To accomplish this, HOK turned to Hunter Douglas Architectural. Across the multipurpose room and lobby stairs, HOK designed a layout that included a series of curved extruded aluminum beams. Each beam has soft arcs with varying radii that contribute to a random appearance. “The organic, ‘flowing water’ pattern of the ceiling juxtaposes beautifully against the geometric, orthogonal surroundings of the rest of the space. “It’s powerful without being overwhelming,” said Clay Pendergrast, Director of Interior Design HOK Los Angeles.

The Avery Dennison headquarters is just one example of how rethinking a purely functional view of ceilings can transform space, creating a central visual focus that keeps occupants looking up.

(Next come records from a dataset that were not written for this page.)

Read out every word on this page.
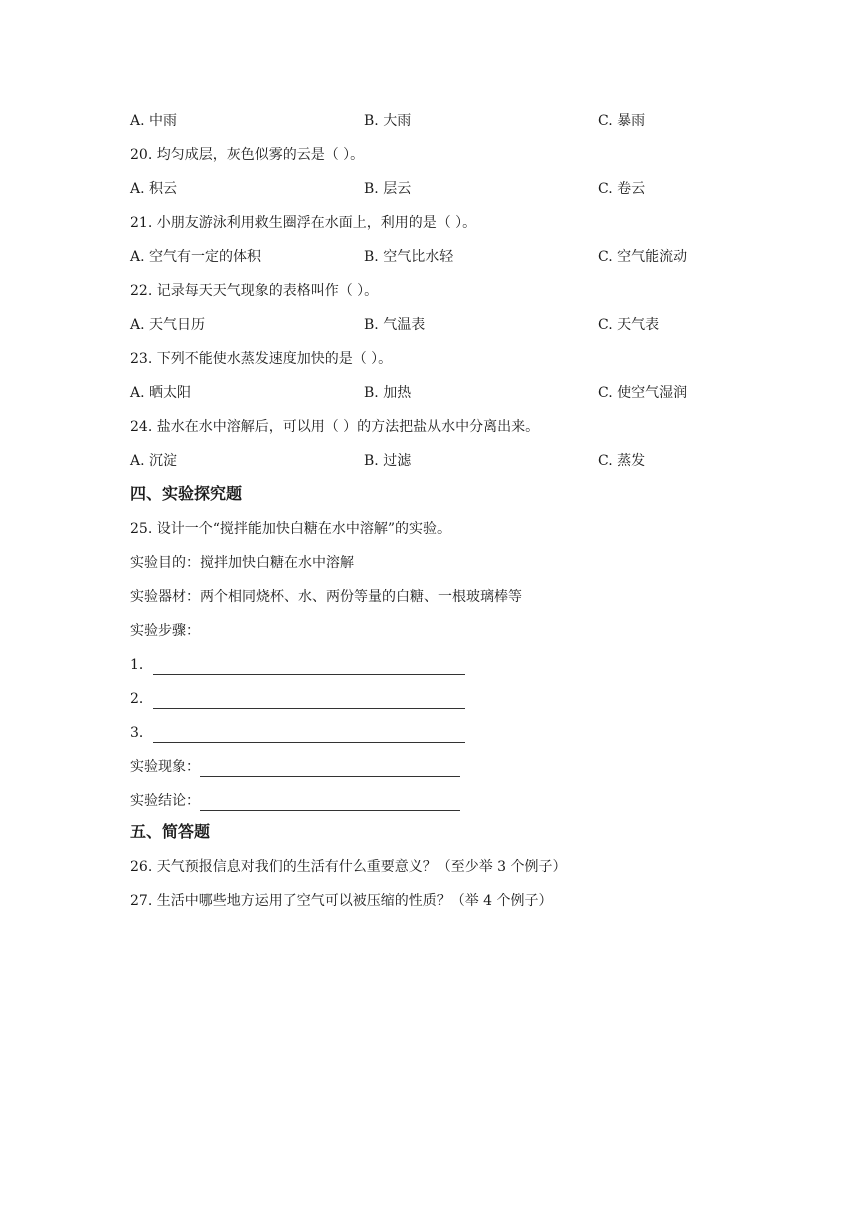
A. 中雨	B. 大雨	C. 暴雨
20. 均匀成层，灰色似雾的云是（ ）。
A. 积云	B. 层云	C. 卷云
21. 小朋友游泳利用救生圈浮在水面上，利用的是（ ）。
A. 空气有一定的体积	B. 空气比水轻	C. 空气能流动
22. 记录每天天气现象的表格叫作（ ）。
A. 天气日历	B. 气温表	C. 天气表
23. 下列不能使水蒸发速度加快的是（ ）。
A. 晒太阳	B. 加热	C. 使空气湿润
24. 盐水在水中溶解后，可以用（ ）的方法把盐从水中分离出来。
A. 沉淀	B. 过滤	C. 蒸发
四、实验探究题
25. 设计一个“搅拌能加快白糖在水中溶解”的实验。
实验目的：搅拌加快白糖在水中溶解
实验器材：两个相同烧杯、水、两份等量的白糖、一根玻璃棒等
实验步骤：
1．
2．
3．
实验现象：
实验结论：
五、简答题
26. 天气预报信息对我们的生活有什么重要意义？（至少举 3 个例子）
27. 生活中哪些地方运用了空气可以被压缩的性质？（举 4 个例子）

In this New York coffeehouse for example, Hunter Douglas’ straight and curved beams allowed designers to extend their concept upward and reinforce the design elements in the rest of the room.

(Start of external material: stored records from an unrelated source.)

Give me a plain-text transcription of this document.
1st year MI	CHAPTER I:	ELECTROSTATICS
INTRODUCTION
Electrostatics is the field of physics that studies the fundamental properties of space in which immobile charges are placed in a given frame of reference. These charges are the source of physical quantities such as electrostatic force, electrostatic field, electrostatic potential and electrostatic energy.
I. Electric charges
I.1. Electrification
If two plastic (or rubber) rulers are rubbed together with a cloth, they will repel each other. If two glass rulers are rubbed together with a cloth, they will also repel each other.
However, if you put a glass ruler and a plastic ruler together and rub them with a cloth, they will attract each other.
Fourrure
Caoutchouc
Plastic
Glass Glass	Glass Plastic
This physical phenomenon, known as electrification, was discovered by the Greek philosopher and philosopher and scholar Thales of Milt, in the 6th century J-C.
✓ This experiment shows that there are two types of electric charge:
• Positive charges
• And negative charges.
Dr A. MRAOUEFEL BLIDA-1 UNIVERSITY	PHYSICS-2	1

For this NYC coffee shop, designers took inspiration from the local environment, developing a modern, sleek concept that reflects the constant movement of the city, and the liveliness of the adjacent train station. The design called for a multi-tier ceiling with a series of straight wood-finished metal beams overlaid by a number of curved metal beams, set to emulate the look of converging and diverging train tracks.

Other versatile options like the linear box series used in UNStudio’s Agora Theatre in Lelystad, the Netherlands, aid designers in creating unique, expressive spaces that break away from traditional layouts.

“At Agora, theatrical drama and performance are not restricted to the stage and to the evening,” says architect Ben van Berkel, “the party should start in the foyer.” While the linear ceilings and white walls contrast dramatically with the foyer’s exuberance, it is precisely that counterpoint that serves van Berkel’s concept so well.

 

The Desert Sky Transit Center in Phoenix, Arizona, also placed emphasis on the ceiling as an essential design element. For the new hub, lead architect Dev Pawar from Architectural Resource Team selected the linear deep box exterior ceiling system in metallic green.

With new products to inspire them, designers are taking a more holistic approach to design, one that seeks to instill structure with identity. Especially exciting are the possibilities for creating engaging and original interior spaces. With ever-more-customizable solutions that need not sacrifice price, safety, or quality, we can look forward to looking up.

Dev Pawar from the Architectural Resource Team said that the custom-made metallic green color palette was chosen because it mirrors the neighborhood’s existing architecture. The center now stands as an oasis in the Maryvale community landscape, its canopy a safe-harbor and respite from the sun on Phoenix’s sultry days.